World Bank Report Focuses on East Asia Integration
The World Bank released a regional report covering East
Asia on June 6 in Singapore. According to the report,
East Asia faces three major challenges: maintaining income
growth and poverty reduction in a global economy, pursuing
recovery from the 1997 financial crisis and adapting to
China's emergence as a major world and regional trading
power.
The report, called East Asia Integrates,
says that the solution is to promote trade and investment
liberalization in the region. It argues that US$300 billion
could be saved through improved trade policies. Intra-asian
trade has already improved, and the Southeast Asian economies
have been able to maintain core sectors, even though many
businesses have relocated their factories from Southeast
Asia to China.
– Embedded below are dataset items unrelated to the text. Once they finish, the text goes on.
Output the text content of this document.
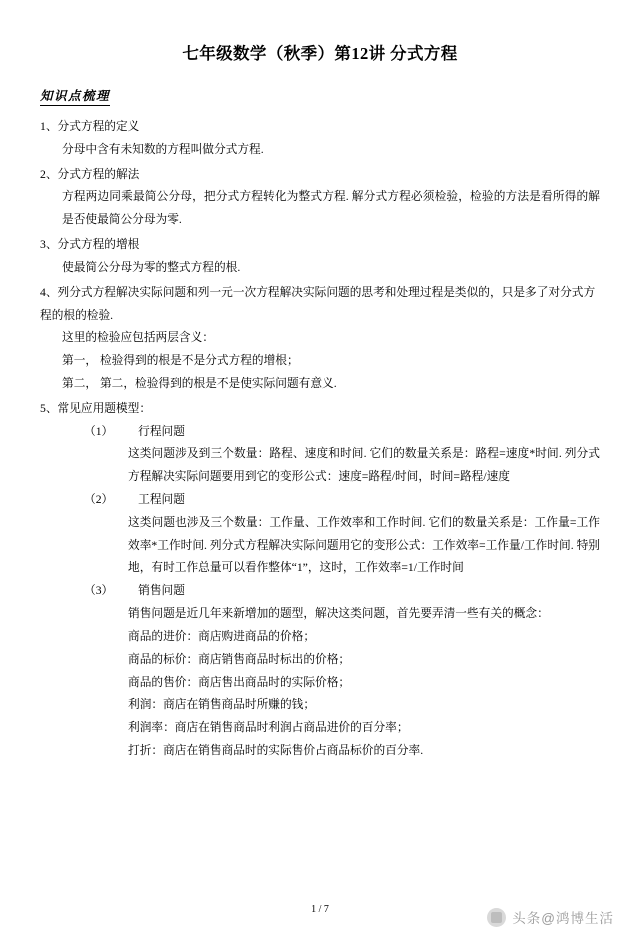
七年级数学（秋季）第12讲 分式方程
知识点梳理
1、分式方程的定义
分母中含有未知数的方程叫做分式方程.
2、分式方程的解法
方程两边同乘最简公分母，把分式方程转化为整式方程. 解分式方程必须检验，检验的方法是看所得的解是否使最简公分母为零.
3、分式方程的增根
使最简公分母为零的整式方程的根.
4、列分式方程解决实际问题和列一元一次方程解决实际问题的思考和处理过程是类似的，只是多了对分式方程的根的检验.
这里的检验应包括两层含义：
第一， 检验得到的根是不是分式方程的增根；
第二， 第二，检验得到的根是不是使实际问题有意义.
5、常见应用题模型：
（1） 行程问题
这类问题涉及到三个数量：路程、速度和时间. 它们的数量关系是：路程=速度*时间. 列分式方程解决实际问题要用到它的变形公式：速度=路程/时间，时间=路程/速度
（2） 工程问题
这类问题也涉及三个数量：工作量、工作效率和工作时间. 它们的数量关系是：工作量=工作效率*工作时间. 列分式方程解决实际问题用它的变形公式：工作效率=工作量/工作时间. 特别地，有时工作总量可以看作整体“1”，这时，工作效率=1/工作时间
（3） 销售问题
销售问题是近几年来新增加的题型，解决这类问题，首先要弄清一些有关的概念：
商品的进价：商店购进商品的价格；
商品的标价：商店销售商品时标出的价格；
商品的售价：商店售出商品时的实际价格；
利润：商店在销售商品时所赚的钱；
利润率：商店在销售商品时利润占商品进价的百分率；
打折：商店在销售商品时的实际售价占商品标价的百分率.
1 / 7
头条@鸿博生活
China's joining WTO in November 2001 has
had a positive influence, including the elimination of
dual pricing, phasing out of restrictions on trading,
more uniform administrative arrangements and judicial
review.
According to the World Bank, every 1 percent productivity
gain in the services sector from expanded competition
and foreign entry implies welfare gains of US$10 billion
and a GDP increase of 2.2 percent. The report says that
the gain for the East Asian economies by the opening of
the China market subjectto international rules of conduct,
will more than outweigh the initial loss of industry to
China. China's imports are expected to grow from 3 percent
of global GDP in 2000, to more than 6 percent in 2005.
Main East Asian exports which will benefit are rubber,
sugar, urea and rice.
Because China is becoming a more important of manufacturing
networks, it will also export many partially completed
products to East Asia for completion in East Asian factories.